I am expecting a baby in about 7 weeks. As I’m making decisions like whether to use cloth or disposable diapers, I’ve been considering the impact of one person’s actions on our planet, which, multiplied by entire communities turn into global issues like overflowing landfills, fracking fields, suburban sprawl, deforestation, and polluted oceans. THIS is what I’m talking about.
I’m always looking for more ways to incorporate this message into my work as a teaching artist. The Creativity Inspiring Conservation program at the Seattle Aquarium was the perfect opportunity to teach students about the consequences of our collective actions on a global scale, and to link this message with visual art.

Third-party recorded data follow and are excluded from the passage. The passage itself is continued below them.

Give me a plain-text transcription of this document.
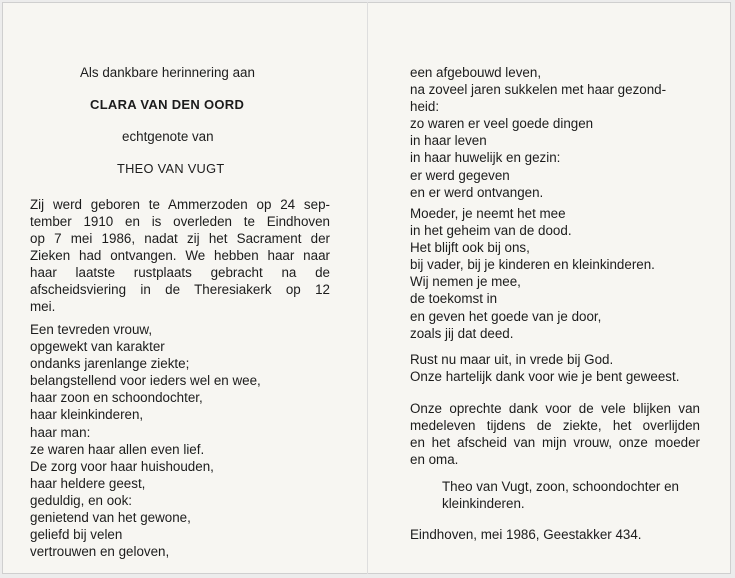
Als dankbare herinnering aan
CLARA VAN DEN OORD
echtgenote van
THEO VAN VUGT
Zij werd geboren te Ammerzoden op 24 sep-
tember 1910 en is overleden te Eindhoven
op 7 mei 1986, nadat zij het Sacrament der
Zieken had ontvangen. We hebben haar naar
haar laatste rustplaats gebracht na de
afscheidsviering in de Theresiakerk op 12
mei.
Een tevreden vrouw,
opgewekt van karakter
ondanks jarenlange ziekte;
belangstellend voor ieders wel en wee,
haar zoon en schoondochter,
haar kleinkinderen,
haar man:
ze waren haar allen even lief.
De zorg voor haar huishouden,
haar heldere geest,
geduldig, en ook:
genietend van het gewone,
geliefd bij velen
vertrouwen en geloven,
een afgebouwd leven,
na zoveel jaren sukkelen met haar gezond-
heid:
zo waren er veel goede dingen
in haar leven
in haar huwelijk en gezin:
er werd gegeven
en er werd ontvangen.
Moeder, je neemt het mee
in het geheim van de dood.
Het blijft ook bij ons,
bij vader, bij je kinderen en kleinkinderen.
Wij nemen je mee,
de toekomst in
en geven het goede van je door,
zoals jij dat deed.
Rust nu maar uit, in vrede bij God.
Onze hartelijk dank voor wie je bent geweest.
Onze oprechte dank voor de vele blijken van
medeleven tijdens de ziekte, het overlijden
en het afscheid van mijn vrouw, onze moeder
en oma.
Theo van Vugt, zoon, schoondochter en
kleinkinderen.
Eindhoven, mei 1986, Geestakker 434.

Starting with salvaged cardboard boxes, students chose a sea creature to create in a 3-d sculpture. We cut the cardboard into strips, and created an internal frame for our sculptural form. This was the hardest part of the project – to translate a 2-d sketch into a 3-d framework that would eventually evolve into a sea otter, a nautilus, a penguin, a sea turtle, an angler fish, etc.
The students covered the framework with thin cardboard and brown paper, up-cycled from food cartons and packing materials, with the brown paper side out so that it would be an easier surface to paint.
Choosing from a wide assortment of salvaged and re-purposed materials, students then had the opportunity to add textural and decorative elements to their work. For example, the tentacles of this nautilus are created from stripped plastic bags, bubble wrap, food wrappers, old fishing nets pulled from Puget Sound, etc.
The results are large, stunning representations of the amazing creatures that live in our oceans. These sculptures will be on display in the Seattle Aquarium galleries in the month of August, 2015. Needless to say, I’ve decided to go with reusable cloth diapers because I can’t in good conscience make the seals swim with more plastic, single-use diapers. The seals don’t have a choice. I do.